Author here. Good point. I ended up not using fork() without exec(), so that should be fine now, but here is my original plan to use fork():

I wanted to keep a linker process running as a daemon so that it doesn't read the same files over and over again. After loading input files, the linker becomes a daemon and calls fork() to create a worker process. Then the worker process does the rest of linking. In other word, a daemon is a "clean" copy of a linker process image, and each child is specialized for each actual linker invocation.

It turned out that the linker runs much slower with fork() because of the overhead of copy-on-write. You cannot keep a fresh copy of a process just by calling fork() for free. There's a tax associated with it. I tried to workaround, but in the end I had to give up with the fork()-based worker process design.

I wonder if the tax could be reduced with huge pages. Much of the cost of COW is the large number of page faults, but with huge pages you could reduce the number of faults to 1.

> in the end I had to give up with the fork()-based worker process design.

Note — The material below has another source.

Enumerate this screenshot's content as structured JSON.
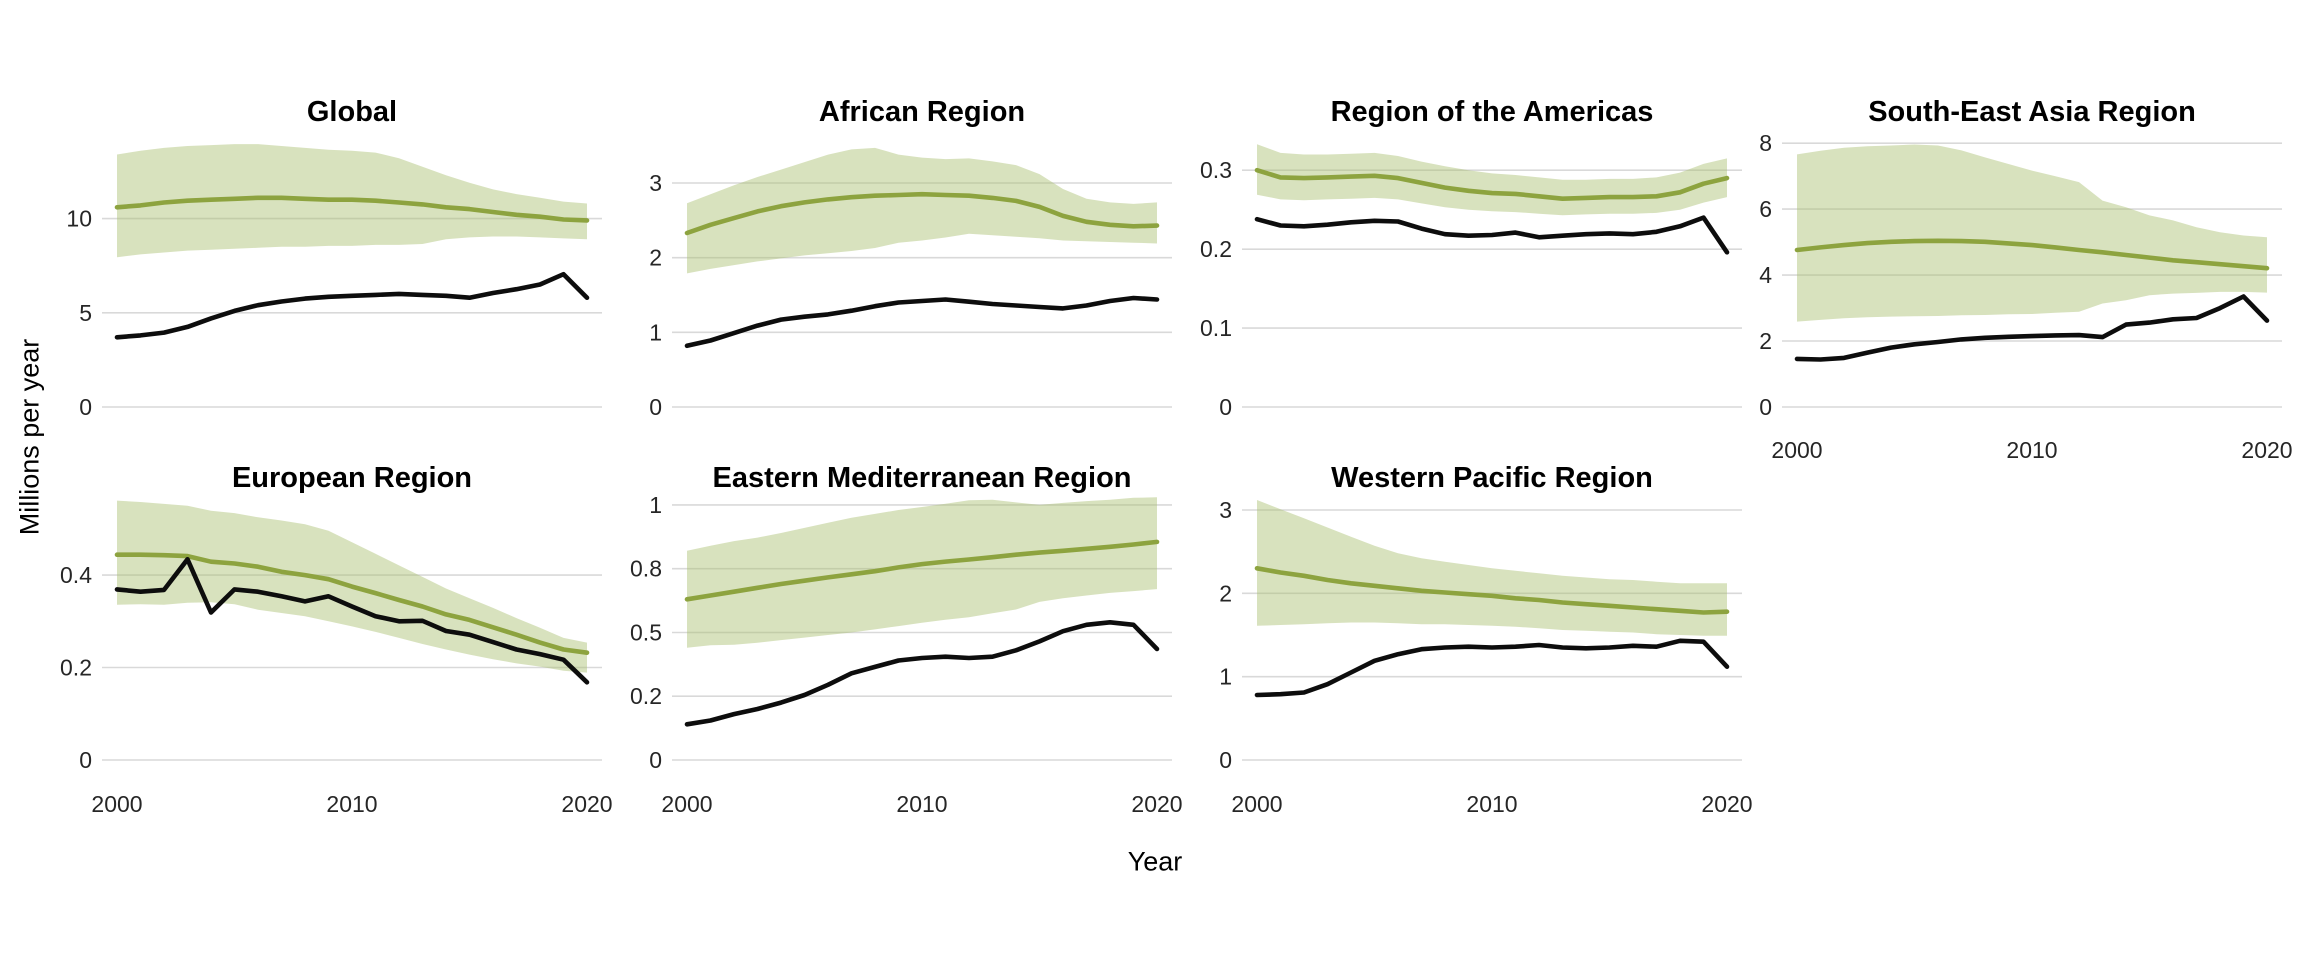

Honestly that's a good thing, or your program just fundamentally couldn't possibly ever work on native Windows!

  • Not possibly working on Windows is, for some of us, a feature. I have no wish to support that ecosystem due to the past ethical violations that founded it, and making it impossible to do so would avoid having to deal with it.

What about posix_spawn() with POSIX_SPAWN_USEVFORK? That saves some of the overhead. See eg https://github.com/rtomayko/posix-spawn#benchmarks

  • posix_spawn is just a wrapper that takes care of setting common parameters for newly forked instances (eg pgrp) and prevents you from doing things that might be overly unsafe or could break vfork from being used in its optimized form. It’s implanted at the libc level, so it’s not a magic syscall that moves the burden of process spawning to the kernel.

    • This doesn’t change your core point but just to be thorough, it’s actually a system call on a few systems, notably macOS.